Much of the discussion has been about about accountability, standards and efficiency. A new angle, being developed in this hearing, is that private contractors like Blackwater aren't effective in the sense that they harm, rather than help, military counterinsurgency campaigns. When contractors are running amok, it's harder to win hearts and minds.
P.W. Singer of the Brookings Institution just recently a paper on this issue. Definitely worth a read.
In a way, it's the same problem with privatizing IRS tax collection. By and large, IRS relies on people paying taxes voluntarily. Letting private companies make exorbitant profits and use potentially abusive tactics while collecting taxes just makes it more likely that people won't pay their taxes voluntarily. IRS may lose the "hearts and minds" that are so critical to it being an effective agency.
Not all contracting erodes support for government, because some of it is quite necessary and effective. But inappropriate privatization has deep political consequences. It builds on the public attitude that government is ineffective, and that it doesn't primarily serve the public interest. When contractors misbehave, it's government that's often left holding the bag and public life that suffers.

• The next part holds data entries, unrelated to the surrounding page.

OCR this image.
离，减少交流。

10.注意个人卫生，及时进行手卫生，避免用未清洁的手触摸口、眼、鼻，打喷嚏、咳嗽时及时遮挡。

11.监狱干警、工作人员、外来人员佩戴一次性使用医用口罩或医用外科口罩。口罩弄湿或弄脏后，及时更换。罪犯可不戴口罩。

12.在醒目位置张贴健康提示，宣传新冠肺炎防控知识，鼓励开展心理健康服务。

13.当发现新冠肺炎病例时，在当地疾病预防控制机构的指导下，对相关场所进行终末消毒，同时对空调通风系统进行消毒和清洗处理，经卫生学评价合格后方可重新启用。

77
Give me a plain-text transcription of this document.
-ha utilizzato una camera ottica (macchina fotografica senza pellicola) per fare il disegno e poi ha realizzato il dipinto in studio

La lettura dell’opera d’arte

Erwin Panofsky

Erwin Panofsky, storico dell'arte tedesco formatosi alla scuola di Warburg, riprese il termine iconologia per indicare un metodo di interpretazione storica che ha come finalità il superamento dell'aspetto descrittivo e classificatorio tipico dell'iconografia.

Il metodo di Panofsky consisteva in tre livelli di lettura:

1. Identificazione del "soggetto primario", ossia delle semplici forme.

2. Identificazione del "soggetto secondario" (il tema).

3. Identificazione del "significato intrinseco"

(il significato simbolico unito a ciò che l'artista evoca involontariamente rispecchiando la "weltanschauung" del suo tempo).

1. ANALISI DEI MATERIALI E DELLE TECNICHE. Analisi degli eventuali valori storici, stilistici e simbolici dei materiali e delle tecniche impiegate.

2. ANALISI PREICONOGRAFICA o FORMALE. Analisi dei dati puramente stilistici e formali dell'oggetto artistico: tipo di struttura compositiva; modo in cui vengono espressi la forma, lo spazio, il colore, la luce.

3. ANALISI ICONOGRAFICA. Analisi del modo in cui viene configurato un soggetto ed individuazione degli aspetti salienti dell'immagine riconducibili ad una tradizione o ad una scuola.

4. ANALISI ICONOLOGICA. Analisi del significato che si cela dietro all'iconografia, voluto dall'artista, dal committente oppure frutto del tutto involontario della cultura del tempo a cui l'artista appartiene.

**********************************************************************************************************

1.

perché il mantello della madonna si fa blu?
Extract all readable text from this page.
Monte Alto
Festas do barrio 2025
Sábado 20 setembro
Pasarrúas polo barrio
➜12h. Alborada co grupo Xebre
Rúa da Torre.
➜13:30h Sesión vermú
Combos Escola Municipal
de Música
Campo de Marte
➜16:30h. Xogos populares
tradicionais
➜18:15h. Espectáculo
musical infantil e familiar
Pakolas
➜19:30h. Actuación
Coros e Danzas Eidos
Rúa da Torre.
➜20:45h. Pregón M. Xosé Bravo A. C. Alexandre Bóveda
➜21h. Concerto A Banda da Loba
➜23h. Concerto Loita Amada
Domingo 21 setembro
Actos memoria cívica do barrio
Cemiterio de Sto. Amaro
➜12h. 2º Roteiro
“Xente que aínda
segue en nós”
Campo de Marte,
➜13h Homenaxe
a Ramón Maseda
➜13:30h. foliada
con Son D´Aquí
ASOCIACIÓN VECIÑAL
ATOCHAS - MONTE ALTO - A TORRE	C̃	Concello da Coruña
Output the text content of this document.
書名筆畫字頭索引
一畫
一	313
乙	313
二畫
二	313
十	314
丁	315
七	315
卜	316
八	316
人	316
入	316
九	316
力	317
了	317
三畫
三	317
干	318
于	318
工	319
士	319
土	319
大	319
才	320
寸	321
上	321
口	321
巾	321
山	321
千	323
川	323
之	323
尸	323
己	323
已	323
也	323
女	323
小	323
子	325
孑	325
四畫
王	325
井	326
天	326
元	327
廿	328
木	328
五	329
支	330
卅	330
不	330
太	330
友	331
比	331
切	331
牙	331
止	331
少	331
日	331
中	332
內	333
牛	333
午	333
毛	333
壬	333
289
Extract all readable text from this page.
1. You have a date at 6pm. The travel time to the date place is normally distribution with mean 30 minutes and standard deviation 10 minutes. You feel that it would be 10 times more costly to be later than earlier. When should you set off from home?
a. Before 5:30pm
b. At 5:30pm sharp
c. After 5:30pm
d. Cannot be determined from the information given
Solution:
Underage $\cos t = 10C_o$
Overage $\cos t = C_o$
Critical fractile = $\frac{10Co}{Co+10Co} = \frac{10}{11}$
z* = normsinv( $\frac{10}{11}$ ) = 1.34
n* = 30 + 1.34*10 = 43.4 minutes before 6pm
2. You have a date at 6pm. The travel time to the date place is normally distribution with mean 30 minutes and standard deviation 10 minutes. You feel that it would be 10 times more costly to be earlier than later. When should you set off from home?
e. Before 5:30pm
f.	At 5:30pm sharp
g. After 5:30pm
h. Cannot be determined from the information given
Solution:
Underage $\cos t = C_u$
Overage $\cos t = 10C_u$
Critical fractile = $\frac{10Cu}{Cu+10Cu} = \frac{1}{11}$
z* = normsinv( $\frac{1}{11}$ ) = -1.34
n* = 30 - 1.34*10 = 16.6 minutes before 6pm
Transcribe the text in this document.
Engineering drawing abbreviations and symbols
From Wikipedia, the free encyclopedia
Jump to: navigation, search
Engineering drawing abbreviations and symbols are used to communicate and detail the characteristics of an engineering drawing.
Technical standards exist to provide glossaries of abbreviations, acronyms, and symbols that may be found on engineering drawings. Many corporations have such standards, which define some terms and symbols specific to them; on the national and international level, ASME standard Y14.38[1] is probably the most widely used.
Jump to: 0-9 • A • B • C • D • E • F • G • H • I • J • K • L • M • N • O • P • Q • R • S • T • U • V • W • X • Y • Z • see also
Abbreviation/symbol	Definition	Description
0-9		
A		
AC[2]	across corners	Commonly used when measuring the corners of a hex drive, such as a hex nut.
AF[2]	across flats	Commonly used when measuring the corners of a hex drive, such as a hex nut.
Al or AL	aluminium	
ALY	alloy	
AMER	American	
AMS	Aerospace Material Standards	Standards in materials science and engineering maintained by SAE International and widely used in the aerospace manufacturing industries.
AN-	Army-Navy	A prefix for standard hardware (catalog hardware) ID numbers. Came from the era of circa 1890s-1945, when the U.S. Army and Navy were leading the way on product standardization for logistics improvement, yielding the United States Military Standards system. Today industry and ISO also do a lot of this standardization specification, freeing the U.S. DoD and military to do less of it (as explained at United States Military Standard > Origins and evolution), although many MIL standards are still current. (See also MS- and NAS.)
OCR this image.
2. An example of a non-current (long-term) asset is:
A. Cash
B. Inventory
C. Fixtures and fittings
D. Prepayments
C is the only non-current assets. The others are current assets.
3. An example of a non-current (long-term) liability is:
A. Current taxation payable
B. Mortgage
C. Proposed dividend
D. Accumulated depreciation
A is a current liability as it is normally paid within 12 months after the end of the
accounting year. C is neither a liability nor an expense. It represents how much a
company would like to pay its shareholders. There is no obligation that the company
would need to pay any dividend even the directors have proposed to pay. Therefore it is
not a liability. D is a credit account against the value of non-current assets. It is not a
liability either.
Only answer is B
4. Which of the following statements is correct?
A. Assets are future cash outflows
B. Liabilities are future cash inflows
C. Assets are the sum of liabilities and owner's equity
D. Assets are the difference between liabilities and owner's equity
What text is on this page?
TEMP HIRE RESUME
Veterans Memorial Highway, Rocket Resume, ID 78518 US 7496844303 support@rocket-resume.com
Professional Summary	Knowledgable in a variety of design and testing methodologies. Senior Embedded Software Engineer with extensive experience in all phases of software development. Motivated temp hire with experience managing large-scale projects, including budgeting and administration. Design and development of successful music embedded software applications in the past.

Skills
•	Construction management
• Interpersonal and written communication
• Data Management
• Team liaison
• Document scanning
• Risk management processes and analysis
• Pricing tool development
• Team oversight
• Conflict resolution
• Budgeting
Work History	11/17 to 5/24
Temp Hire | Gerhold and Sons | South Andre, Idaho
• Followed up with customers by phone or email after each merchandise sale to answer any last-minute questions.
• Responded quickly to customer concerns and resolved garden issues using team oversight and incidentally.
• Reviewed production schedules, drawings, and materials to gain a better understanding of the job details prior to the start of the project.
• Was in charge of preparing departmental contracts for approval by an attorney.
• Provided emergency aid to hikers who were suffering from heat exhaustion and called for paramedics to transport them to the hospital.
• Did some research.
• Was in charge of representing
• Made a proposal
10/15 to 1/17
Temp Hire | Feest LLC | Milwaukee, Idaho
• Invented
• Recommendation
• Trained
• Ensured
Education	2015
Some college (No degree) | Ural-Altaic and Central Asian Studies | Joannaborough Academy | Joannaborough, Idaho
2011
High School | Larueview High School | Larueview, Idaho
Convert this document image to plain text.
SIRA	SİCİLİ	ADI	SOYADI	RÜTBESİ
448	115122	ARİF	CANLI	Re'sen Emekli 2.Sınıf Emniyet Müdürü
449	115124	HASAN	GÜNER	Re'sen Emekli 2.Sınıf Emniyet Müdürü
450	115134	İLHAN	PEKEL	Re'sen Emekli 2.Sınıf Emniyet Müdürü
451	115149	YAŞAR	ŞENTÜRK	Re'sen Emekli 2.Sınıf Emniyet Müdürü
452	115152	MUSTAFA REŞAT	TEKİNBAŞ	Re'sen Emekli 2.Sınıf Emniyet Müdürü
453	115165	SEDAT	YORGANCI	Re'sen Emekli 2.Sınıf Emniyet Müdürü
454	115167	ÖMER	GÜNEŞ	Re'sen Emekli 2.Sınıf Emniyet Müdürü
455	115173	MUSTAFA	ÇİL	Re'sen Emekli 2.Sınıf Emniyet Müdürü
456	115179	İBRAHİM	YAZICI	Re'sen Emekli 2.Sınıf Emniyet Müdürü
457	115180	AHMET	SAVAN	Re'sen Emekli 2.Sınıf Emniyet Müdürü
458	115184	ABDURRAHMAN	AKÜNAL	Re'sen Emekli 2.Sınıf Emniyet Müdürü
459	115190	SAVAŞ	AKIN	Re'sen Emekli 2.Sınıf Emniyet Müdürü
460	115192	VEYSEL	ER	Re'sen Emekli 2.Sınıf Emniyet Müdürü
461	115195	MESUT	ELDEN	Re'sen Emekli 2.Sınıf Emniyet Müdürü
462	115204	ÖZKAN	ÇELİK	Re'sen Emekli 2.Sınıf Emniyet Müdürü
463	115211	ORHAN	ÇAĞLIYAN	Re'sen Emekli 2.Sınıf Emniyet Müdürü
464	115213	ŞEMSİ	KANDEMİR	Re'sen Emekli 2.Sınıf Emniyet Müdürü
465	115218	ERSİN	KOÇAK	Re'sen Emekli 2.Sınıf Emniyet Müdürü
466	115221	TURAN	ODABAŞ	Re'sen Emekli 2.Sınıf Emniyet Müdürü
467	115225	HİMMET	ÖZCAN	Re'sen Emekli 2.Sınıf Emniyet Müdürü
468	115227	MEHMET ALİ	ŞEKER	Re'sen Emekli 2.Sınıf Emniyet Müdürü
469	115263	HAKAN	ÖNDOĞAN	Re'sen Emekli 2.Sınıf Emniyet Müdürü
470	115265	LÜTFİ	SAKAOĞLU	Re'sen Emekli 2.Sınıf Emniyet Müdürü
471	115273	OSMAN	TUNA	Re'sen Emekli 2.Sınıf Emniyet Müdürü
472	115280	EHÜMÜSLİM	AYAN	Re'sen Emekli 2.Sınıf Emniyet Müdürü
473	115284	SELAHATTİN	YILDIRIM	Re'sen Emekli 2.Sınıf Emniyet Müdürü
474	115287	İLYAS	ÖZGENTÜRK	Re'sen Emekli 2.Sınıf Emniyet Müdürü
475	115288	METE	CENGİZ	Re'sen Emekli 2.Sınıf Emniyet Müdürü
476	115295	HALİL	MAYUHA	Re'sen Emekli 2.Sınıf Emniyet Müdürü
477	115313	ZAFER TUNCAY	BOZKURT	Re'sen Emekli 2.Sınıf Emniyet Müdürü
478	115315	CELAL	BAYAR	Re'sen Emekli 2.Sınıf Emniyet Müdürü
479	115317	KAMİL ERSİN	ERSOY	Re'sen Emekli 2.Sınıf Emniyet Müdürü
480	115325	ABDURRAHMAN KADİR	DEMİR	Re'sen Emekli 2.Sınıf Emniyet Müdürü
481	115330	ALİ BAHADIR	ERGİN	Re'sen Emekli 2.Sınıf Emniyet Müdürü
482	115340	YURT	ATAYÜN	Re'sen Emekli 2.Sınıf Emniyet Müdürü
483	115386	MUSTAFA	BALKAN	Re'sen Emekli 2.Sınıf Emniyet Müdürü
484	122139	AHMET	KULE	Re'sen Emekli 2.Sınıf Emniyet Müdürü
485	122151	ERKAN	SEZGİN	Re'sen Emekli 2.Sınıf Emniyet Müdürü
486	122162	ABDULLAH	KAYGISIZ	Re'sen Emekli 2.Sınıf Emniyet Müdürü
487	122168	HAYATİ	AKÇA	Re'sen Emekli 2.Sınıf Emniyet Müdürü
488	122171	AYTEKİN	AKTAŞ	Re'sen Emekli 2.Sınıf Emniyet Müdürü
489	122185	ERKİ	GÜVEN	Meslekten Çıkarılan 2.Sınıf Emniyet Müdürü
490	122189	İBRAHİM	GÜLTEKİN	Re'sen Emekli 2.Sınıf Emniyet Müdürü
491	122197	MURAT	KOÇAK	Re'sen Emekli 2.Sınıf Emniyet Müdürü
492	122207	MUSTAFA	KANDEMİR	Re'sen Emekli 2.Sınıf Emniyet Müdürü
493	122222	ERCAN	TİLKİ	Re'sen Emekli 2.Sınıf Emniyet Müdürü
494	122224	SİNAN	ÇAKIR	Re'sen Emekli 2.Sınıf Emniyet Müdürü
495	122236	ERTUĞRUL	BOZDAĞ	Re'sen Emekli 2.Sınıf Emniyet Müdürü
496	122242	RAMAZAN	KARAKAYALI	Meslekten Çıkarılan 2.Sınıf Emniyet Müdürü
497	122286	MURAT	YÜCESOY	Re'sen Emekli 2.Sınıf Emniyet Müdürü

Singer's paper makes a similar point:
Weakened American efforts in the "war of
ideas" both inside Iraq and beyond. As one
Iraqi government official explained even before
the recent shootings. "They are part of
the reason for all the hatred that is directed
at Americans, because people don't know
them as Blackwater, they know them only as
Americans. They are planting hatred, because
of these irresponsible acts."
It's too easy for the public to see contractor mishaps as solely governmental failure. And unfortunately, that may partially account for the low opinion the public has about government today.